Mittwoch, 26. März 2014

INTERVIEW: MARCO MALATTIA (VANSLAFURKA VIDEOMALATTIE) ENGLISH



Marco Malattia and his production company VanslaFurka Videomalattie should be known to fans of hard and obscure underground pornography worldwide. His films are artistic, brutal and bare to the bone real. After the review of the astonishing NO VASELINE, his latest output, Marco talked to me about his opinions on sex and violence, past and future productions, and his motifs. It is with pride that I present this extensive and interesting interview. 





TM: Greetings, Marco! First of all, thanks for doing the interview. For those who don’t already know, who are you and what do you do?
MM: Thank you for the space you dedicate to me. I am a photographer-filmmaker involved in a series of projects and activities including V.L.F. Laboratories, the subject of this interview. 
With this project I explore the limits of pornography, experimenting with its coordinates both in terms of content and language. 
This approach disrespectful of fees makes V.L.F. Laboratories a unique project in the genre.

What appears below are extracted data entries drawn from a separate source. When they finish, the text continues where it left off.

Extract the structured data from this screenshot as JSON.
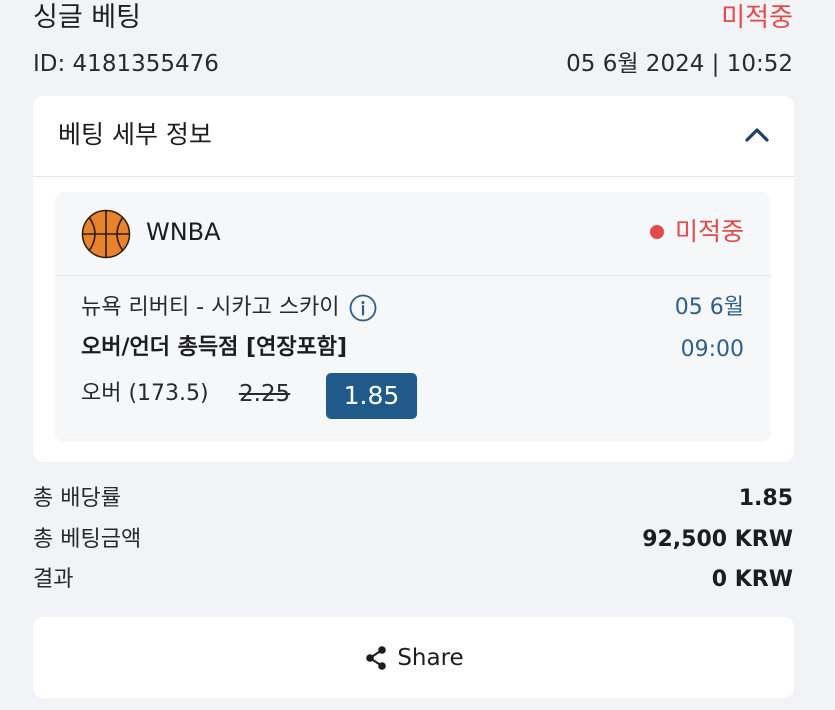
{
  "header": {
    "title": "싱글 베팅",
    "status": "미적중",
    "id_label": "ID: 4181355476",
    "date": "05 6월 2024 | 10:52"
  },
  "details": {
    "title": "베팅 세부 정보",
    "toggle_icon": "chevron-up-icon"
  },
  "selection": {
    "league": "WNBA",
    "sport_icon": "basketball-icon",
    "status": "미적중",
    "match": "뉴욕 리버티 - 시카고 스카이",
    "market": "오버/언더 총득점 [연장포함]",
    "pick": "오버 (173.5)",
    "old_odds": "2.25",
    "odds": "1.85",
    "event_date": "05 6월",
    "event_time": "09:00"
  },
  "summary": {
    "total_odds_label": "총 배당률",
    "total_odds": "1.85",
    "stake_label": "총 베팅금액",
    "stake": "92,500 KRW",
    "result_label": "결과",
    "result": "0 KRW"
  },
  "share": {
    "label": "Share",
    "icon": "share-icon"
  },
  "colors": {
    "loss": "#e14b4b",
    "accent": "#1f5a8a",
    "time": "#2e5f8a",
    "background": "#f1f3f6"
  }
}
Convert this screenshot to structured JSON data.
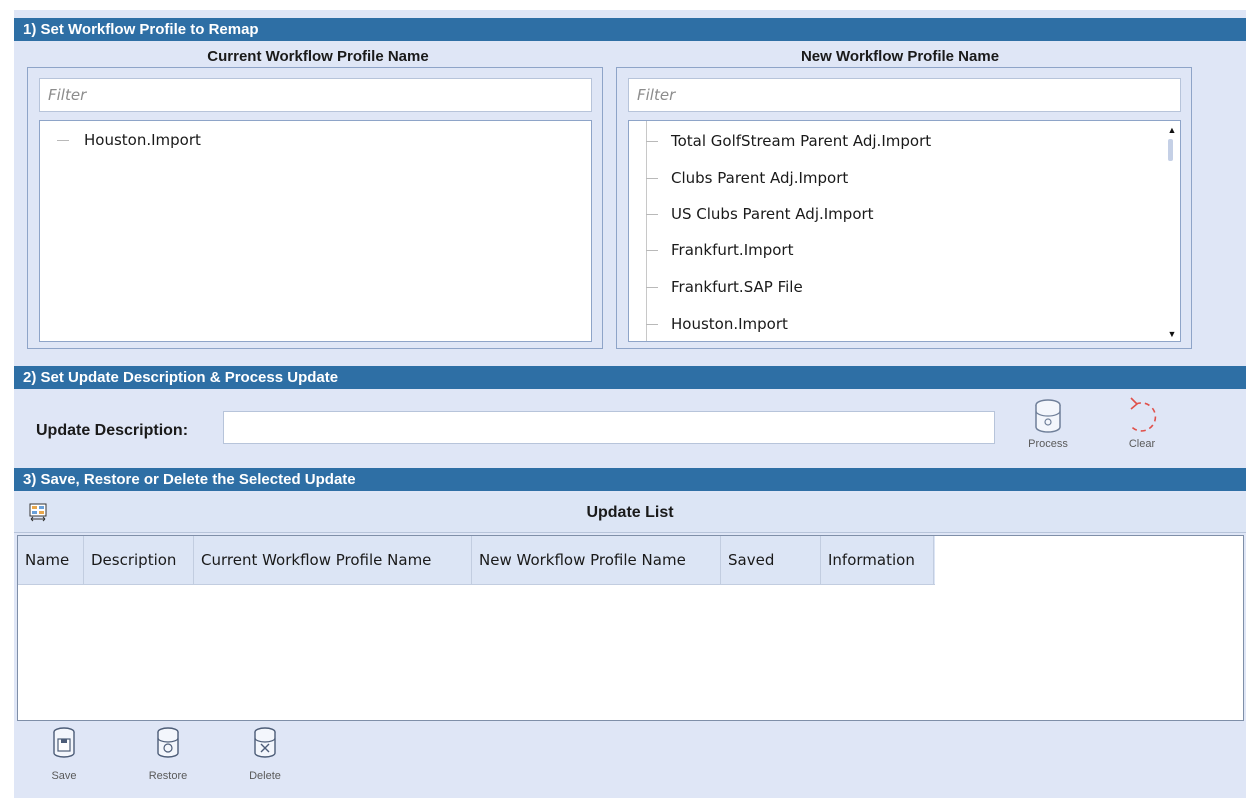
{
  "section1": {
    "title": "1) Set Workflow Profile to Remap",
    "current": {
      "title": "Current Workflow Profile Name",
      "filter_placeholder": "Filter",
      "items": [
        "Houston.Import"
      ]
    },
    "new": {
      "title": "New Workflow Profile Name",
      "filter_placeholder": "Filter",
      "items": [
        "Total GolfStream Parent Adj.Import",
        "Clubs Parent Adj.Import",
        "US Clubs Parent Adj.Import",
        "Frankfurt.Import",
        "Frankfurt.SAP File",
        "Houston.Import"
      ]
    }
  },
  "section2": {
    "title": "2) Set Update Description & Process Update",
    "desc_label": "Update Description:",
    "desc_value": "",
    "process_label": "Process",
    "clear_label": "Clear"
  },
  "section3": {
    "title": "3) Save, Restore or Delete the Selected Update",
    "list_title": "Update List",
    "columns": [
      "Name",
      "Description",
      "Current Workflow Profile Name",
      "New Workflow Profile Name",
      "Saved",
      "Information"
    ],
    "save_label": "Save",
    "restore_label": "Restore",
    "delete_label": "Delete"
  },
  "colors": {
    "header_bg": "#2e6fa5",
    "panel_bg": "#dfe6f6",
    "clear_icon": "#e0504a"
  },
  "icons": [
    "process-database-icon",
    "clear-undo-icon",
    "layout-grid-icon",
    "save-database-icon",
    "restore-database-icon",
    "delete-database-icon"
  ]
}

TM: How did you come up with the name „Vans la Furka Videomalattie“ and what does it mean? MM: Vanslafurka is a distorted expression from the Italian language, which means 'go to the gallows', a way to say 'fuck you all'.
Over time the acronym V.L.F. has acquired meanings in line with my personal development. 'videomalattie' instead recalls the concept of disease as a deviation from an optimal situation, an injection of entropy in the inherent order of creation that I reflect in my visual expression. VanslaFurka Videomalattie is this in the last analysis: arrogance, subversion, gnosis and self-gratification. 



TM: I hear you are currently working on a new project. What can be said about it? 
MM: I'm constantly working on something new for V.L.F. and my other projects. For now there is not much to say, I am gathering material made with both my stable performer and with new girls. The results are good for now, I'm working on the development of new contents and different forms of montage in direct line with the syncopated edit system that has always been one of the V.L.F. signatures.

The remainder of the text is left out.